Sunday, November 17, 2013

Butternut Squash Pie

BUTTERNUT SQUASH PIE

Thanksgiving is on the horizon and we are getting ready.  The flavors of fall are all around us. Squash is one of our favorites.  My husband remembers fondly when he was a kid and his mother used to make Bird's Eye frozen squash in a double boiler.  She would heat that frozen block of deliciousness and serve it with a little butter.  Yum!  While reminiscing about that squash recently, he asked me if I could make a butternut squash pie.  I said sure!  I've made pumpkin pies and butternut is very similar so I knew I could do it.  Below is the resulting pie and the recipe.

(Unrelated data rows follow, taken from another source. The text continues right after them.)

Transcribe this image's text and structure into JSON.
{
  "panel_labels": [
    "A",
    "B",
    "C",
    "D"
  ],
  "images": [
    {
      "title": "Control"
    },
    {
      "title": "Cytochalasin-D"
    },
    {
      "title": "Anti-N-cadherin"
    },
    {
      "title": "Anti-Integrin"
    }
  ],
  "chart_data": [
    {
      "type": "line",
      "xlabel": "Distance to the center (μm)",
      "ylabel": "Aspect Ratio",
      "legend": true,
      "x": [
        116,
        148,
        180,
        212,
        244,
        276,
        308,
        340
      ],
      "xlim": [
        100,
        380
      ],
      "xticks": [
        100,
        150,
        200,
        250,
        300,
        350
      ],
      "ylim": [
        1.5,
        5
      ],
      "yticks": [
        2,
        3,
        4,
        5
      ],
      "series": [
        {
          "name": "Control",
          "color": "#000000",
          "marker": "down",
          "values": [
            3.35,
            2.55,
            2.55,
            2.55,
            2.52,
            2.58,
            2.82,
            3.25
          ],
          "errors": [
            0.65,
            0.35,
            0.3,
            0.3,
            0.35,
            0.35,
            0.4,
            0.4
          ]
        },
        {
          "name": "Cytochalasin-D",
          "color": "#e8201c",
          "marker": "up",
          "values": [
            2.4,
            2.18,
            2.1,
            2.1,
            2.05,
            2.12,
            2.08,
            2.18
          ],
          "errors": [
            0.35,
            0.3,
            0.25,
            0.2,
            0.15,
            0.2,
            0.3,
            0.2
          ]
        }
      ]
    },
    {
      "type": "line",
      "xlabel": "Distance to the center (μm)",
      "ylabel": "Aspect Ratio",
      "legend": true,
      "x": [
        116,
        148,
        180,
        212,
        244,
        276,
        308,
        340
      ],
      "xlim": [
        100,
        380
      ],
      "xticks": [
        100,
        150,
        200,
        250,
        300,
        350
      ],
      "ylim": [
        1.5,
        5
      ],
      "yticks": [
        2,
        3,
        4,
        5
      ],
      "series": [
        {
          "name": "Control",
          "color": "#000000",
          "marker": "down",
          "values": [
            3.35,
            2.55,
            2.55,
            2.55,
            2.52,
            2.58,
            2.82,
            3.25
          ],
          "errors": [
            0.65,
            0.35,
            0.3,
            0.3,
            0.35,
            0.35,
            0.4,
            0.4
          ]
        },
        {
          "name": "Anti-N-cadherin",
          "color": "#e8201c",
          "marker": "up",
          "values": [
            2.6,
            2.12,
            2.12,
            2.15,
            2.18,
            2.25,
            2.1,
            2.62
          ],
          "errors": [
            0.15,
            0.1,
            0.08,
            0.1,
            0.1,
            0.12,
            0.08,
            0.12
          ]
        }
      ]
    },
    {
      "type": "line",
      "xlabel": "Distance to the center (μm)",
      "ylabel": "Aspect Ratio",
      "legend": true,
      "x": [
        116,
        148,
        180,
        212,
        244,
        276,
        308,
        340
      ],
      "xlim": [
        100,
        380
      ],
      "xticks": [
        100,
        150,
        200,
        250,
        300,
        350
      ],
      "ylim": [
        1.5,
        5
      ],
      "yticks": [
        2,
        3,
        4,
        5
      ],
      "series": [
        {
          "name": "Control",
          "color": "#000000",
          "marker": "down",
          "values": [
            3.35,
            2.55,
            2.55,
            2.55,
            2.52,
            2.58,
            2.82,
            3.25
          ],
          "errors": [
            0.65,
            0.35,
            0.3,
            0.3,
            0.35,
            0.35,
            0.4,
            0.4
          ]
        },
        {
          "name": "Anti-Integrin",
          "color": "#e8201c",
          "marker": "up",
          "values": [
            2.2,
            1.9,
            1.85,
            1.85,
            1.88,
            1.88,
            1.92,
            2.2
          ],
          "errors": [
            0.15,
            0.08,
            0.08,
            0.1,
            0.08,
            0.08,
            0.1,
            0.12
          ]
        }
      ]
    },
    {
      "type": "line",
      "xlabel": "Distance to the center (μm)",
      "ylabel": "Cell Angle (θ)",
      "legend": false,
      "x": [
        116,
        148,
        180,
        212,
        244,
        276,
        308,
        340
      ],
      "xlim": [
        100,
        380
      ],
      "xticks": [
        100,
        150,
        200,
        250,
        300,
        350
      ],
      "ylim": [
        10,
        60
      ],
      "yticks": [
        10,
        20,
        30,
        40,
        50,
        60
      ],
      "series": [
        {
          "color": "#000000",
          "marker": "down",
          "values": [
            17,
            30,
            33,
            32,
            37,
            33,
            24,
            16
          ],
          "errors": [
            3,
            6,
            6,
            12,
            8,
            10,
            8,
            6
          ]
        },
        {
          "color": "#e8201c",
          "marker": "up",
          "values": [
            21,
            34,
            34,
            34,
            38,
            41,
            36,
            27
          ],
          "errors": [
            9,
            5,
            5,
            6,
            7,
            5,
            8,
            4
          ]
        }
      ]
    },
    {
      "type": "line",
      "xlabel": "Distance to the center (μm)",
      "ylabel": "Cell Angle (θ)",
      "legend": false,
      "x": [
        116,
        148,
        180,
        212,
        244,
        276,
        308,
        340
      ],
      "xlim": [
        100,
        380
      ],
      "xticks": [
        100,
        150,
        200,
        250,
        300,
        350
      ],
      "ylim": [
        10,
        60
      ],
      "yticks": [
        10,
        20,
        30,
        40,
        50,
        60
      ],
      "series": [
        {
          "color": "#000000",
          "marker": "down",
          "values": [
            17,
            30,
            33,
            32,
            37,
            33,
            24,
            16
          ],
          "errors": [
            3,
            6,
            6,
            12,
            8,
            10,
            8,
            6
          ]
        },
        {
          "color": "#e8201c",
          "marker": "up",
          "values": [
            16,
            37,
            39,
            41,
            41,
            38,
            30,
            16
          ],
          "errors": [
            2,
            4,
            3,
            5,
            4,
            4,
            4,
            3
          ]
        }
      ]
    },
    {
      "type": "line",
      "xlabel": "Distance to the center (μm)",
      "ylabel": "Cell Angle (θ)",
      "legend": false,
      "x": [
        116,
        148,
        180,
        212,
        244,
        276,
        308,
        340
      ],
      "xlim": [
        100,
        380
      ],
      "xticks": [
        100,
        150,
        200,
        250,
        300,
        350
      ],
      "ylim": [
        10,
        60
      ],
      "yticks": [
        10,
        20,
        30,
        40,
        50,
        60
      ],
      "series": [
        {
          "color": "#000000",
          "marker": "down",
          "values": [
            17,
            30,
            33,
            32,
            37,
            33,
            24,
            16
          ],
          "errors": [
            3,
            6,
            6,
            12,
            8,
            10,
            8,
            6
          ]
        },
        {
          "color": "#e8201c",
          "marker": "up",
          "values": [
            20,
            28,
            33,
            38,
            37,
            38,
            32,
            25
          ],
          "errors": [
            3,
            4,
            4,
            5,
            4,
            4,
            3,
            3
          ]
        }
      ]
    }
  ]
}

Olivia and I went over our Thanksgiving lists today to review who is making what.  I can't wait to make the dishes I'm responsible for making.  We will be having turkey, dressing, sweet potatoes, mashed potatoes, mixed vegetable casserole, broccoli casserole, green bean casserole, cheese biscuits, pie, etc.  I know it sounds like a lot of food, but the leftovers are wonderful and last for days.  If we come up with some new variations on our old themes we will share them with you.  If you have a simply wonderful holiday recipe you would like to share, we would love to hear from you.  Half the fun of the holidays is finding new foods, flavors, and ideas to share!
-Nanette

1 chilled unbaked 9 inch pie shell
1 medium to large butternut squash
1 cup brown sugar firmly packed
3 large eggs
3/4 cup evaporated milk
1/4 tsp. ground ginger
1/4 tsp. ground nutmeg
1/1/2 tsp. ground cinnamon
1/4 tsp. salt
2 T. flour
1 T. butter melted
1 1/2 tsp. vanilla

Cook the squash either in the oven the microwave, or peel and steam.  When it is soft, scoop out 1 1/2 cups of squash. Discard peel.   Place squash in large bowl and let it cool slightly.  Add milk, eggs, salt, flour, butter, spices, and vanilla.  Beat until it is smooth.  Pour the filling in the pie shell.  If you have too much filling, but the leftover filling in a ramekin and bake with the pie.  It is yummy even out the pie shell.  Bake for 35 minutes at 350 degrees and then pull it out and check it.  If a knife inserts and comes out clean, it is done.  If not, put some foil around the edges of the crust to keep it from burning and put the pie back in for about 10 minutes until it is done.  Serve warm or cold and with whipped cream if you like.  Enjoy!